In the coming years, Americans will have to decide whether we are prepared to learn from and call on the lessons of history and rise once more to defend our values and interests. This is not a summons to confrontation or to a new Cold War -- we've learned painfully that force should be our last resort, never our first. Instead, it's an appeal to stand firmly and united in pursuit of a more just, free and peaceful world. Only Americans can decide this.

Clinton then goes on to devote a long paragraph to America's domestic challenges, addressing rising income inequality, deepening poverty in many quarters and Washington's increasing dysfunction -- and thereby offers important clues to how she will run in the primaries and beyond. And finally this: "In the end, our strength abroad depends on our resolve and resilience at home."

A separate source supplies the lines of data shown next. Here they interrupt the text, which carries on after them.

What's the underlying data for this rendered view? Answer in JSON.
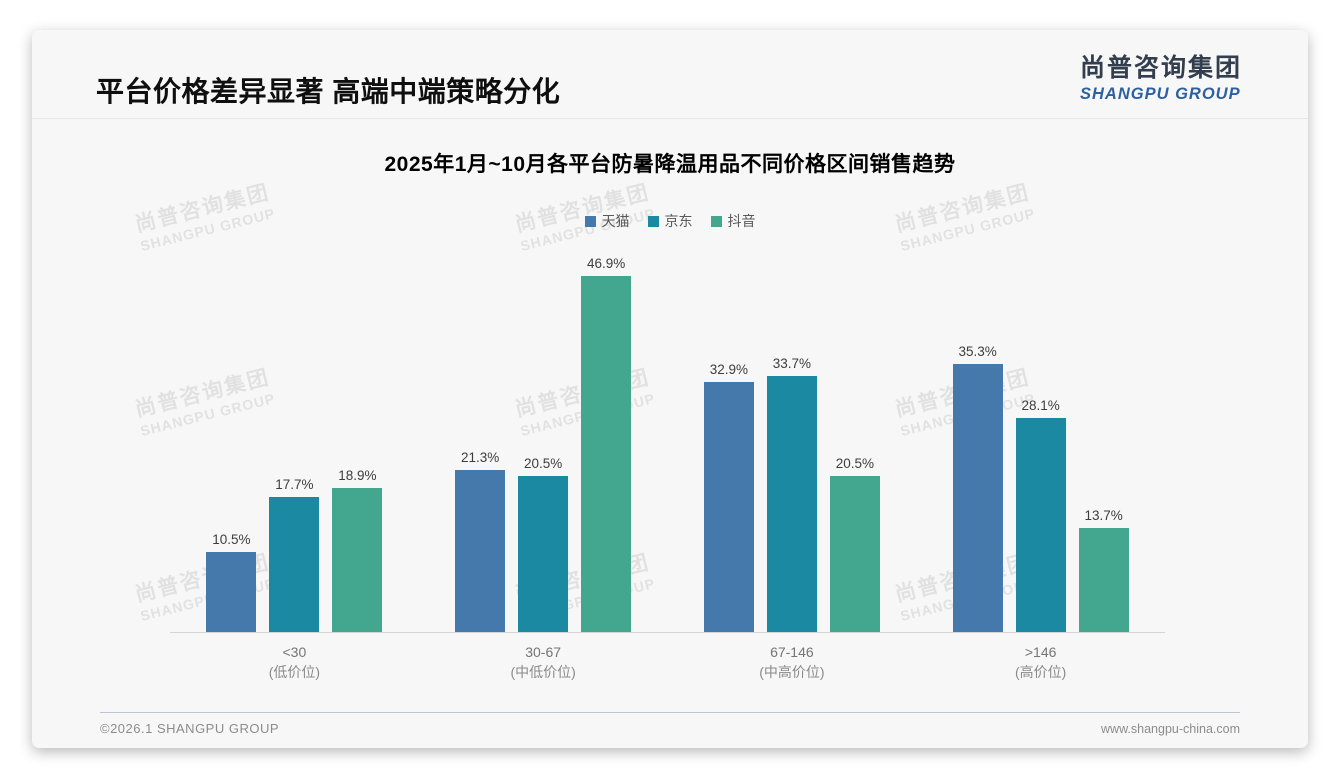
{
  "page": {
    "title": "平台价格差异显著 高端中端策略分化",
    "logo": {
      "cn": "尚普咨询集团",
      "en": "SHANGPU GROUP"
    },
    "watermark": {
      "cn": "尚普咨询集团",
      "en": "SHANGPU GROUP"
    },
    "footer": {
      "left": "©2026.1 SHANGPU GROUP",
      "right": "www.shangpu-china.com"
    }
  },
  "chart_data": {
    "type": "bar",
    "title": "2025年1月~10月各平台防暑降温用品不同价格区间销售趋势",
    "categories": [
      "<30",
      "30-67",
      "67-146",
      ">146"
    ],
    "category_sublabels": [
      "(低价位)",
      "(中低价位)",
      "(中高价位)",
      "(高价位)"
    ],
    "series": [
      {
        "name": "天猫",
        "color": "#4578ab",
        "values": [
          10.5,
          21.3,
          32.9,
          35.3
        ]
      },
      {
        "name": "京东",
        "color": "#1b89a2",
        "values": [
          17.7,
          20.5,
          33.7,
          28.1
        ]
      },
      {
        "name": "抖音",
        "color": "#43a78f",
        "values": [
          18.9,
          46.9,
          20.5,
          13.7
        ]
      }
    ],
    "value_suffix": "%",
    "ylabel": "",
    "xlabel": "",
    "ylim": [
      0,
      50
    ],
    "grid": false,
    "legend_position": "top"
  },
  "colors": {
    "card_bg": "#f7f7f7",
    "axis_line": "#d5d5d5",
    "value_label": "#3d3d3d",
    "logo_cn": "#323e4e",
    "logo_en": "#2d60a0",
    "footer_divider": "#b9c5d1"
  }
}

The past six months since publication of Clinton's book have been a time when a commercial airliner was shot out of the sky over Ukraine (the deadliest such incident in human history), at least four separate wars raged across the Middle East and South Asia, and heinous, barbaric executions of Americans took place for all the world to see. Unfortunately, we can expect to look forward to more rather than fewer such periods. To battle feckless extremism wherever it arises, we need feral competence and discipline and perseverance at our helm. Whether by accident or by design, Hard Choices doggedly makes the case for the person to lead us who is best placed to deliver more democracy, more freedom and more peacefulness the world over -- and it doesn't hurt that she has the biggest, most diverse rolodex on the planet.